As fascinating as space is, it's a sad fact that most of the humans alive today will simply never get to experience it for themselves. In recent years, however, we've seen a movement towards getting at least some aspect of a human to space -- a time capsule to the stars, a more personal version of the Voyager Golden Record.

Now a team of scientists from the University of California, Santa Barbara want to send your tweets, DNA, photographs and stories to space on a revolutionary wafer-like spacecraft. The project is called Voices of Humanity, and it's currently seeking funding on Kickstarter, where your pledge will land you a spot on the chip going into space.

The team is professor Philip Lubin and engineering physics student Travis Brashears. You might recognise their names from research published in September last year, where they used lasers to direct the trajectory of a piece of basalt, demonstrating the feasibility of using the technology to propel rocks away from the Earth.

Voices of Humanity is the next step of this research. The long-term end goal is a small, wafer-like spacecraft that is propelled through space using directed energy, such as photons, at relativistic speed -- or speed that approaches the speed of light. This project, backed by NASA, will hopefully push humanity towards interstellar exploration.

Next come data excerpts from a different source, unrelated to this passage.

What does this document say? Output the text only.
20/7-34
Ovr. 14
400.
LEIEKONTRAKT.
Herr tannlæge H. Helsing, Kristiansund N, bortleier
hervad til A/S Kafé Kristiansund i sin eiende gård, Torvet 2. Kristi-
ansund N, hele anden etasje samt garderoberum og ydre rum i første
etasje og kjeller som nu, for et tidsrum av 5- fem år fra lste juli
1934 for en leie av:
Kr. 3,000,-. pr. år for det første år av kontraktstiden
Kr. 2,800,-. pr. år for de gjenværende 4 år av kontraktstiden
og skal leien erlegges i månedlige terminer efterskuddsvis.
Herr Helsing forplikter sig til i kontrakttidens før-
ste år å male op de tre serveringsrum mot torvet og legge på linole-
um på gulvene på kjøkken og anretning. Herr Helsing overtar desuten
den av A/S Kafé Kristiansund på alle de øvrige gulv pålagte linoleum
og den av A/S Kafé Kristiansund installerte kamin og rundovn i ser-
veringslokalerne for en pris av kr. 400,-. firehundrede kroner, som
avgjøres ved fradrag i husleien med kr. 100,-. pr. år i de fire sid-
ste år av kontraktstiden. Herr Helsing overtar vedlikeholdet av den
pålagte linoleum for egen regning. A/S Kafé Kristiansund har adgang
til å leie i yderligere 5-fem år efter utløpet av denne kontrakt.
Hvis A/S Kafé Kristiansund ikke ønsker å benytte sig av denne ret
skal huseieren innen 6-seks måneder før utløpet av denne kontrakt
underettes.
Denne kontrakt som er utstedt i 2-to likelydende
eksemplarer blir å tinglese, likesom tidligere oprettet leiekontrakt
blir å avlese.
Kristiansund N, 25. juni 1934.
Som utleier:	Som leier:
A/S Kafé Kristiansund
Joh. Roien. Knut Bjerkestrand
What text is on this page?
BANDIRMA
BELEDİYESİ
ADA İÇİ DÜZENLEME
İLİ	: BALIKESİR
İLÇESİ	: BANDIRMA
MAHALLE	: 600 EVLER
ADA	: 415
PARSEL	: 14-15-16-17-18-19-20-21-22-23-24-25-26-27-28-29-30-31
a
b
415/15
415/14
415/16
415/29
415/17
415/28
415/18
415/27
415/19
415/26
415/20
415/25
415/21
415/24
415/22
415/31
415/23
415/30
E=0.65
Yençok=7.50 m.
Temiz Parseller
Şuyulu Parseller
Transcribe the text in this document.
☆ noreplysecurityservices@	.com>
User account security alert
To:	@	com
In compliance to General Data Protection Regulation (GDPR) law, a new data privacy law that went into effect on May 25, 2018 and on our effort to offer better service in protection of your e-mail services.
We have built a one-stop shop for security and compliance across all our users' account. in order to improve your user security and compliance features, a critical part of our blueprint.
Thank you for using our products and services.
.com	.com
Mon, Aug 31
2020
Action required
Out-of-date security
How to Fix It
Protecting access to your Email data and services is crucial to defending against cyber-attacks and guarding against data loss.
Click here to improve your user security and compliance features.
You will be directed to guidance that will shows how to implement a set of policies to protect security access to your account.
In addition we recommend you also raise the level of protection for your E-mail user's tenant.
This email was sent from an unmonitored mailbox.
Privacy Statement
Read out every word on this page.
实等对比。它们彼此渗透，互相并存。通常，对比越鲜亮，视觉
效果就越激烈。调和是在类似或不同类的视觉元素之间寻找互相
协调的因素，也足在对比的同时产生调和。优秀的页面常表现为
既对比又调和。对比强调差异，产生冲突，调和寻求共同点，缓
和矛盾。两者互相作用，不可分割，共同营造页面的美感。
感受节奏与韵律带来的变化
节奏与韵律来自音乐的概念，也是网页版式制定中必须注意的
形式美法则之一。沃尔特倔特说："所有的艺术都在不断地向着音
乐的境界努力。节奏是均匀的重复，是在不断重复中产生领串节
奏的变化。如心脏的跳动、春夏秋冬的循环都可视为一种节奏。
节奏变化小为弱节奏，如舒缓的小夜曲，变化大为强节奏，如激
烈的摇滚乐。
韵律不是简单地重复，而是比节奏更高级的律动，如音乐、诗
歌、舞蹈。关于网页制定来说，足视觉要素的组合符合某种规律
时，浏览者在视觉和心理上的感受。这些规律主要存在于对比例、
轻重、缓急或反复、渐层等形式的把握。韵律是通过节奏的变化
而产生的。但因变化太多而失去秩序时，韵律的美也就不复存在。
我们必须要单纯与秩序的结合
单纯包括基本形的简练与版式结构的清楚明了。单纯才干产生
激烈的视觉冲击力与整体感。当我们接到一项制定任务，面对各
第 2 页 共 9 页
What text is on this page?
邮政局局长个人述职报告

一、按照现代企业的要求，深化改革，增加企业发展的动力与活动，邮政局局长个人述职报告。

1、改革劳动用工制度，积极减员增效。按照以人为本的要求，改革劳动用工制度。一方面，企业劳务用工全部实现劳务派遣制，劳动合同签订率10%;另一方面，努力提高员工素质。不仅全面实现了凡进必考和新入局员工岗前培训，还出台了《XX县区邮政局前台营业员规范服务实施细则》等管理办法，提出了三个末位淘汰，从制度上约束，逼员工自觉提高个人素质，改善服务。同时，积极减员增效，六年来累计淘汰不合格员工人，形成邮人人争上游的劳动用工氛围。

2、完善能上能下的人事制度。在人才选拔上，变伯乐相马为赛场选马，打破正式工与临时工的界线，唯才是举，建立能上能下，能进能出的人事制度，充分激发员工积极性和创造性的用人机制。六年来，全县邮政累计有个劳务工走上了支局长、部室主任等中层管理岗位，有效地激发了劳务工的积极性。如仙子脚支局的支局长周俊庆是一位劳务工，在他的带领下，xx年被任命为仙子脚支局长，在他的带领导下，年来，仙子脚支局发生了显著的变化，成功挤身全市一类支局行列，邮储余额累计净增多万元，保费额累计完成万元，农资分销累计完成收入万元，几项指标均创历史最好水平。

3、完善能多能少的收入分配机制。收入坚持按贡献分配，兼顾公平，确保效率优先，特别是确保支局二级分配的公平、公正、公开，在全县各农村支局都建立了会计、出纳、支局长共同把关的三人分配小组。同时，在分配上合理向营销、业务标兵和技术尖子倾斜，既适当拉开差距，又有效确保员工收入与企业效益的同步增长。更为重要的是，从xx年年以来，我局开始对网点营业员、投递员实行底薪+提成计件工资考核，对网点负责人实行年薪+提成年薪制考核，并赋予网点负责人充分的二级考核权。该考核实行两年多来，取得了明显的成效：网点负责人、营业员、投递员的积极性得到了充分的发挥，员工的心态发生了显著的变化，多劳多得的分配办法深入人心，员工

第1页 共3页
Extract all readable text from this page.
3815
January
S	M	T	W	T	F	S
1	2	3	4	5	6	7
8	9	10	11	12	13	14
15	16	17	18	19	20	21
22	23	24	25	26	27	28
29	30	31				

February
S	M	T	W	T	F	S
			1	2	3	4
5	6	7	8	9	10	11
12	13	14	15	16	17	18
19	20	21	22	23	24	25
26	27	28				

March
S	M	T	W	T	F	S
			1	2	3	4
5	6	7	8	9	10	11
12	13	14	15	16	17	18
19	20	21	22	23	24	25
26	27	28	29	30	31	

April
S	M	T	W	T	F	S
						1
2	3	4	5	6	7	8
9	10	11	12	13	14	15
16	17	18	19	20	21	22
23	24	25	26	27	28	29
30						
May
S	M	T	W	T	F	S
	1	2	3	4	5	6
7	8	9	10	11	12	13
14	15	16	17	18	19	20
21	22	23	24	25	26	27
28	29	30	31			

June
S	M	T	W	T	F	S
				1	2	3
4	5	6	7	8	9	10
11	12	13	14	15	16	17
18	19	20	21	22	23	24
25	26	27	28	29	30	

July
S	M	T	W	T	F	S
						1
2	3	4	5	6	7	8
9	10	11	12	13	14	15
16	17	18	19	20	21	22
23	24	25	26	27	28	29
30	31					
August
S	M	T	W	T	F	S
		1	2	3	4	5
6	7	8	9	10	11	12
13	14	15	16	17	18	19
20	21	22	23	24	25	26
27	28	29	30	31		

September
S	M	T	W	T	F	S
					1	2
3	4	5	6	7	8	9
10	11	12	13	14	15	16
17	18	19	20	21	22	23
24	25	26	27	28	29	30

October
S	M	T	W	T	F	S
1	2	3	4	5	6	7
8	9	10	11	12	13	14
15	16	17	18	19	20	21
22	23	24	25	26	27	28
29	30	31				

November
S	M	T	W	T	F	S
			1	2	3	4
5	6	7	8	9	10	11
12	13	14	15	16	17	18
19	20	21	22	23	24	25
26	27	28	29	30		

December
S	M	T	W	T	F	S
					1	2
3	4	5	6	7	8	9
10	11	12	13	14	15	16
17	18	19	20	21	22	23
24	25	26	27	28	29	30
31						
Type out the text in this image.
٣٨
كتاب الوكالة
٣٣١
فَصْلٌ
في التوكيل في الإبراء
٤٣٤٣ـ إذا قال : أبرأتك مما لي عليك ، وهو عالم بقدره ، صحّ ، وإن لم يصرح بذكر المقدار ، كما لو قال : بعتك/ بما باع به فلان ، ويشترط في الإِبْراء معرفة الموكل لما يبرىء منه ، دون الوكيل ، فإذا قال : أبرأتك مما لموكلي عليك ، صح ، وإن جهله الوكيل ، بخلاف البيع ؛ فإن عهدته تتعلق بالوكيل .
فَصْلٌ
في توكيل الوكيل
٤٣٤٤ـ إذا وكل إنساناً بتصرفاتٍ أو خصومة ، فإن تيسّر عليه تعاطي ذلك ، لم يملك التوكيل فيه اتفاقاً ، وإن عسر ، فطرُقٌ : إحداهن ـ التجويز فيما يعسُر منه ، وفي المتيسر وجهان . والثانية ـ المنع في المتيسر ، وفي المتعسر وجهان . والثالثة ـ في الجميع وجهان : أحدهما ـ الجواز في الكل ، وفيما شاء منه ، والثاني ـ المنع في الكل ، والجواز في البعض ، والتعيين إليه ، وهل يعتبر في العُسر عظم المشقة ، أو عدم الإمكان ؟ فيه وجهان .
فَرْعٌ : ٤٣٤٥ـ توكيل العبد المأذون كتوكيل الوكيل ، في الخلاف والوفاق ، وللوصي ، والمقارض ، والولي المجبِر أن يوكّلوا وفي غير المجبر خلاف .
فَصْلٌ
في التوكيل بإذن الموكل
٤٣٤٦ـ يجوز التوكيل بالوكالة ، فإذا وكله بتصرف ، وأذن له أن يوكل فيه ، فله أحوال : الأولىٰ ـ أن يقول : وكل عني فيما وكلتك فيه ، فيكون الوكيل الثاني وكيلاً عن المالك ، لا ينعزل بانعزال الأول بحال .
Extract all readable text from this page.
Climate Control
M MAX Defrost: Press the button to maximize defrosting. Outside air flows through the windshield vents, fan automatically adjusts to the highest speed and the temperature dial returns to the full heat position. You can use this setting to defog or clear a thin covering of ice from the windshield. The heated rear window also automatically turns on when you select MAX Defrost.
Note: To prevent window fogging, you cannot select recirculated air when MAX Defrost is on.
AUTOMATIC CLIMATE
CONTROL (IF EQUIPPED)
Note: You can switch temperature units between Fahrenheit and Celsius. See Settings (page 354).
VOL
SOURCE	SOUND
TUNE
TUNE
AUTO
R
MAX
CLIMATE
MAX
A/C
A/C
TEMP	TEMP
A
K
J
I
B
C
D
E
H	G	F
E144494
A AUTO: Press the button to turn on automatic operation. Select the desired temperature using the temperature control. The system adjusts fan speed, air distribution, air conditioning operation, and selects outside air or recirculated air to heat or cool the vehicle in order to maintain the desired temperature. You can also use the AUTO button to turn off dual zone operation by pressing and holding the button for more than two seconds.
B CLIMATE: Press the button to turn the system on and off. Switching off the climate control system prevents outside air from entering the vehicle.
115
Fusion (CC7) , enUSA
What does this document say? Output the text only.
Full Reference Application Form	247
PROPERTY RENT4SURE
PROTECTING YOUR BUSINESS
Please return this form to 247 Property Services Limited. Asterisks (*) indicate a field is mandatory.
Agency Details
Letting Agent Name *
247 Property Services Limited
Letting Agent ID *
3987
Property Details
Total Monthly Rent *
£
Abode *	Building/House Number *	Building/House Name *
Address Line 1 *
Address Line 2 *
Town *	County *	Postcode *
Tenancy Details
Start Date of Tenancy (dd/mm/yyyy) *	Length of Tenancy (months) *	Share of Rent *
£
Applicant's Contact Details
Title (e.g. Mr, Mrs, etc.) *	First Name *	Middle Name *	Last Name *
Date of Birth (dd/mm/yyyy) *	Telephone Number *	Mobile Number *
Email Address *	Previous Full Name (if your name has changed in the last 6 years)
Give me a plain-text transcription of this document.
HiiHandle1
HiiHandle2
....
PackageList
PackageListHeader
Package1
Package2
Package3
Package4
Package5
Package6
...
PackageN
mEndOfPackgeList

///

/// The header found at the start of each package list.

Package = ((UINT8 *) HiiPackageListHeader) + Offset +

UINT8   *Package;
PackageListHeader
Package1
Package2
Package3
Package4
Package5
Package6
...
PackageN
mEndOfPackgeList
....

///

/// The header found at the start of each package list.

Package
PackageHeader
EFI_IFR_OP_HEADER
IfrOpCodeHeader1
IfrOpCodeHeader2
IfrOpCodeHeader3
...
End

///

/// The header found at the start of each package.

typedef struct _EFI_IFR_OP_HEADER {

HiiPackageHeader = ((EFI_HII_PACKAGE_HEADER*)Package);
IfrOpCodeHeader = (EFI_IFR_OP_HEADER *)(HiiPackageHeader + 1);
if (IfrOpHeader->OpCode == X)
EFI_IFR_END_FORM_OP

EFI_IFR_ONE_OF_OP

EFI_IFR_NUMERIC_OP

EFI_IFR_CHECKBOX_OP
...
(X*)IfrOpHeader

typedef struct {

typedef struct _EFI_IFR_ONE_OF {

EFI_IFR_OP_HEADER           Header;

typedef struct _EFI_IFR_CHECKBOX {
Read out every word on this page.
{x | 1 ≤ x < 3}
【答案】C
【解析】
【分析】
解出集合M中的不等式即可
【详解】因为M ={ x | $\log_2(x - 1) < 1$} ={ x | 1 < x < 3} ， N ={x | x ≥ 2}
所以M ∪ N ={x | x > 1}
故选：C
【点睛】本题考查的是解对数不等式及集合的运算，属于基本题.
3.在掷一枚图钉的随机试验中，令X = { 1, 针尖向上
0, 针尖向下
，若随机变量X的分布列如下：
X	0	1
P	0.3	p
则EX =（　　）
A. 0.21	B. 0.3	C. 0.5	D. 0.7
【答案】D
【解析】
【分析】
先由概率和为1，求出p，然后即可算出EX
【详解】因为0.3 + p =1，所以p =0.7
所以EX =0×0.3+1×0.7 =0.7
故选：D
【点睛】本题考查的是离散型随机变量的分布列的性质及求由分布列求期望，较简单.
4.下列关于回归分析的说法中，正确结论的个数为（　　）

But first, Lubin and Brashears have to demonstrate that the wafer spacecraft is feasible. By creating the Voices of Humanity project, this is what they hope to do -- as well as generate public interest and emotional investment in the research.

The 10-centimetre (four-inch) diameter wafer satellite will be sent up with a rocket in 2017 to low-Earth orbit. Subsequent missions plan to get the Humanity Chip, as Lubin and Brashears are calling it, farther and farther from Earth, ending in interstellar travel.

"Our long-term goal is to enable the first interstellar missions and to eventually place the Voices of Humanity chips on those missions as emissaries of the Earth. It is a modern-day 'ark' or 'time capsule'," Brashears said.

Pledges start at $1 to get a tweet included on the chip. So if you ever wanted to tell the aliens to phone home, check out the Voices of Humanity Kickstarter campaign, where you can also find more information on the project.